NUREMBERG, LA FIN DE GOERING

Article publié dans la Lettre n° 336
du 6 février 2012


NUREMBERG, LA FIN DE GOERING de Arnaud Denis. Mise en scène Arnaud Denis avec Götz Burger, Jean-Pierre Leroux, Raphaëlle Cambray, Arnaud Denis ou David Zeboulon, Jonathan Max-Bernard.
Il sera un grand homme ou un assassin, disait de lui sa propre mère. Etonnante prémonition, quand on connaît la carrière brillante et les crimes du nazi Hermann Goering de sinistre mémoire. De ces abominations et du procès qui les sanctionna en 1946, on croit tout avoir lu, vu, entendu. Et pourtant, l’émotion est toujours aussi vive à l’énoncé de cette kyrielle d’horreurs inimaginables, surtout lorsque la figure du monstre se manifeste en chair et en os devant le spectateur. Un Goering aussi matois qu’obèse, jouant la star devant des journalistes dont les questions même violentes semblent à peine le désarçonner. Un Goering qui ne fait qu’une bouchée d’un petit lieutenant américain préposé à sa garde. Comment en effet Wheelis résisterait-il à ce roué pervers dans l’intimité croissante de la cellule ? Comment ne pas se faire le complice, peut-être involontaire, de l’ultime foucade d’un homme machiavélique, capable de tenir tête au procureur lui-même ?

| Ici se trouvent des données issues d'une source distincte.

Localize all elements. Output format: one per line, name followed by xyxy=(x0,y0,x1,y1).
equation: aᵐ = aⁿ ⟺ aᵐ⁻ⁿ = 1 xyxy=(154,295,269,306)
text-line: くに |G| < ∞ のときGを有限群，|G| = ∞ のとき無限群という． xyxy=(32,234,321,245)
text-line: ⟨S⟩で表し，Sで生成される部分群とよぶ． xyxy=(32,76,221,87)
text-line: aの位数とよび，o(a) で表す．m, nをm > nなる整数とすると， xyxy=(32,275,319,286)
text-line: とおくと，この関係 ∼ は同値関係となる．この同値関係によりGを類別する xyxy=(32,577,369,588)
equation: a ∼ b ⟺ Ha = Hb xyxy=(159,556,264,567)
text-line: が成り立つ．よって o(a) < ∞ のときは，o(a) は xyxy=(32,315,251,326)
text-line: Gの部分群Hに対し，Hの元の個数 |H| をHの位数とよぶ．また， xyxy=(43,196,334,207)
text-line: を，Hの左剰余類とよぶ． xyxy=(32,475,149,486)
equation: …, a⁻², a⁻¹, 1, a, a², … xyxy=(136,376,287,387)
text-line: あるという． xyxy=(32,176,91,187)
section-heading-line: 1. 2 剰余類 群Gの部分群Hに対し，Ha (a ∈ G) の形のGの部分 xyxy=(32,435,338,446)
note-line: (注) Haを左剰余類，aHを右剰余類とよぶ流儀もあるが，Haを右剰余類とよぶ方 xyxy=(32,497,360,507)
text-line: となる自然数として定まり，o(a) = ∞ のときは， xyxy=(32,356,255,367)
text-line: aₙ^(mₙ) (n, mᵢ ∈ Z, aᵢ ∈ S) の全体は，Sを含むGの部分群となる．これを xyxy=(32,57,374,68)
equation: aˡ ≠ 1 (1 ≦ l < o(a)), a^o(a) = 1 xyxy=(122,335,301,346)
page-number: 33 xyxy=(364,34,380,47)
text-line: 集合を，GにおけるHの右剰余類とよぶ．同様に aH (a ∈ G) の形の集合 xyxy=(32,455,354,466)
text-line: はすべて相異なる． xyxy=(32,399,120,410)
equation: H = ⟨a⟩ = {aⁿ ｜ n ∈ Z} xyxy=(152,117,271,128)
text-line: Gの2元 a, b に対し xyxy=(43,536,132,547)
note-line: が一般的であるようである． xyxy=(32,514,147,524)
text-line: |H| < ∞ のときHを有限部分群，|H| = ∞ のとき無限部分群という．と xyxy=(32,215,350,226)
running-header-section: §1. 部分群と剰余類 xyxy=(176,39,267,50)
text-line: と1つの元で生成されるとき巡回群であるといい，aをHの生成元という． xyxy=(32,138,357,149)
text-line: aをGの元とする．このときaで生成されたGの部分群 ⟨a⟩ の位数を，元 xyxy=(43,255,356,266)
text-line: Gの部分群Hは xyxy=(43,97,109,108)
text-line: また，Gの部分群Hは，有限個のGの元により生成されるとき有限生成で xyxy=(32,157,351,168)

Jean-Pierre Leroux confère une intense présence à cet Américain Jackson, soulevé de vagues d’indignation et d’émotion. Götz Burger campe admirablement un Goering tout en rouerie, bien près de manipuler aussi bien le tribunal et la presse par les rires qu’il suscite, que le psychiatre par les allusions nauséeuses à sa judéité. Seule à le déconcerter, au-delà de l’émotion qui la submerge, Marie-Claude Vaillant-Couturier lui oppose la dignité sans emphase d’un témoignage qui ne vacille pas. Raphaêlle Cambray lui prête son jeu tout en finesse et retenue, vraiment bouleversant. En allers-retours multiples entre sa cellule et le lieu d’un procès auquel il semble assister en visiteur peu concerné, voire amusé, Goering se dédouane des atrocités dont il fut l’artisan, en rejetant la faute sur les morts, les âmes damnées, Hitler ou Himmler. Je ne pouvais pas tout savoir, je ne m’occupais pas des détails... Goering était-il simplement fou, diabolique, drogué, comme ses sinistres comparses ? Une réponse si réductrice ferait dangereusement le lit de cette hydre constamment récurrente. Nuremberg se voulut le lieu du Dit contre l’indicible, de la Loi, de l’Humanité contre la barbarie, pour des condamnations qui, en regard de l’innommable, peuvent paraître dérisoires, mais ô combien nécessaires à la dignité humaine recouvrée.
Cette fresque de la solution finale, entre fiction et évocation d’archives, fait d’autant plus froid dans le dos qu’elle est dite et jouée dans le dépouillement de l’espace scénique et la simplicité confondante des mots. Force reste au Théâtre dans son rôle d’énonciation et de dénonciation, d’appel sans faille à la lucidité des témoignages, à l’évidence de la parole et à la conscience de ceux qui la disent et l’écoutent. Une belle leçon de santé historique et mentale. Vingtième Théâtre 20e. A.D.